Our list leaves out key topics — from U.S.-China relations to potential breakthroughs on technologies like electric vehicle batteries and semiconductors — but it covers core questions involving the pandemic, internal politics and China’s economic growth (or lack thereof). The answers to these questions will have major reverberations in China, and they may well have impact all over the world.
1. How will China manage its way out of zero-covid?
As the rest of the world has seen with omicron, you give an inch and the virus takes a mile; in the final days of 2022, covid cases have soared across Beijing and many other large cities. The spike that the government insisted for three years had to be prevented at all costs has finally come. And as Grid has reported, experts fear that the healthcare system may not be able to withstand the sudden surge.
To some extent, then, this question is both critical and relatively easy to answer: The transition out of zero-covid is likely to be chaotic at best.
For one thing, experts say the current surge is just the beginning. “The peak time hasn’t arrived; many of the hospitals have reached their capacity, but the worst is yet to come,” Yanzhong Huang, senior fellow for global health at the Council on Foreign Relations, told Grid.

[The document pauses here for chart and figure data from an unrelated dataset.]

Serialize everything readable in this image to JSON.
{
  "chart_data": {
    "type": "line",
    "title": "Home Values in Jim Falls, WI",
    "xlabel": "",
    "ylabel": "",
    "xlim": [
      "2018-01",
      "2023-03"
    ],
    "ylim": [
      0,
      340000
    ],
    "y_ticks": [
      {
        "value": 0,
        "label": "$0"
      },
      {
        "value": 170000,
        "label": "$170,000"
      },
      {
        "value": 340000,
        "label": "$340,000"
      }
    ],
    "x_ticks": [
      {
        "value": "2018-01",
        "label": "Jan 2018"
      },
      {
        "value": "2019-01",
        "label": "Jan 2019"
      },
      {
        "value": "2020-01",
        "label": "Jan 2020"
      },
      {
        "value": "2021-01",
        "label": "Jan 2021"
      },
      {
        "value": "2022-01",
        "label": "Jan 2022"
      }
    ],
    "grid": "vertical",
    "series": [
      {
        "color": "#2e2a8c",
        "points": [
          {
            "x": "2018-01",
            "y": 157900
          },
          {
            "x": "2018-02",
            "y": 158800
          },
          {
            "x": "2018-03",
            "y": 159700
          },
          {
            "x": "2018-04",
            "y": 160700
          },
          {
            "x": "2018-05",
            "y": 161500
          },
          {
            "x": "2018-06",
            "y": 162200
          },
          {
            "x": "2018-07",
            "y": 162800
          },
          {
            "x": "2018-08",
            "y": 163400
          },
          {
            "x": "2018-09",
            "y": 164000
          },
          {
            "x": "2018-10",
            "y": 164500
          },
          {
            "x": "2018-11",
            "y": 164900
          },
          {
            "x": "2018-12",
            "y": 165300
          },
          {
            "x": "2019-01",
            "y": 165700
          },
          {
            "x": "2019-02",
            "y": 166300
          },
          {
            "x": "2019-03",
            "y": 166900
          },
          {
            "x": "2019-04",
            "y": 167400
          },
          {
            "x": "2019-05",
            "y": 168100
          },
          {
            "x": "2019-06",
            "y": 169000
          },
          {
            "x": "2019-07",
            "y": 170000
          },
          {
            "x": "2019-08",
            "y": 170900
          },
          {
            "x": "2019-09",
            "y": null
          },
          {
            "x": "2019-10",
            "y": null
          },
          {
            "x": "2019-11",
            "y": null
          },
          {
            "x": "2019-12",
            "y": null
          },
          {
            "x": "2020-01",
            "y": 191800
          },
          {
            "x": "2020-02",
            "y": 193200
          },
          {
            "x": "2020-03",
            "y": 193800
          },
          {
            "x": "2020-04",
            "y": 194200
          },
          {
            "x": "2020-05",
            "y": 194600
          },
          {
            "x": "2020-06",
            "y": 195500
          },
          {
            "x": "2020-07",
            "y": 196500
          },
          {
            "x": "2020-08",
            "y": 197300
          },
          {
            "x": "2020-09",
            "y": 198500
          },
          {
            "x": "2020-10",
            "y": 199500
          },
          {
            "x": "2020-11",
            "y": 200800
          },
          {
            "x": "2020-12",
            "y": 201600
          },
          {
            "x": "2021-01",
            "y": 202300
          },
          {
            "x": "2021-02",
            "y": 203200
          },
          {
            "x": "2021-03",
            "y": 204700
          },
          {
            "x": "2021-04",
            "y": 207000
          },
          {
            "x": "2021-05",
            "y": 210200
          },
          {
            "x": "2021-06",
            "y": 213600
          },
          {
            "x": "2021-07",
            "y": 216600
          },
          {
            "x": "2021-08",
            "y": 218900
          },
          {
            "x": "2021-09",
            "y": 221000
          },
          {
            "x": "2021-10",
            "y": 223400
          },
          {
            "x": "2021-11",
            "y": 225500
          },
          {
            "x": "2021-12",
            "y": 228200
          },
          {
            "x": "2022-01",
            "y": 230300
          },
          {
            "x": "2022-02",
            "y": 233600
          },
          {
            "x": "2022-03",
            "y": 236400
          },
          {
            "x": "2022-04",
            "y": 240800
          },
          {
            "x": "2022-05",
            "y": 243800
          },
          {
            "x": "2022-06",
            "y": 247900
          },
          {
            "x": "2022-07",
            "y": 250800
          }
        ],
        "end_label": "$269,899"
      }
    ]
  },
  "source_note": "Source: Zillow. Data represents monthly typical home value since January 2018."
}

China’s population is more susceptible to the virus because so few people have been infected, and China’s weaker vaccines don’t offer the same level of protection as the mRNA shots used in the U.S. And while the Chinese government has directed hospitals to boost ICU capacity by the end of December, many experts told Grid that hospital beds and staffing will likely fail to meet the needs.
A period of particular concern will come early in 2023: Chinese New Year, the country’s most important holiday, which starts on Jan. 21. During the holiday, hundreds of millions of people typically travel home to spend time with family. It’s been a scaled-down celebration for the last three years; the loosening of restrictions means all that pent-up travel could prove to be a nationwide superspreader event, accelerating the transmission of the virus and bringing it to vulnerable rural areas where China’s healthcare system is even weaker.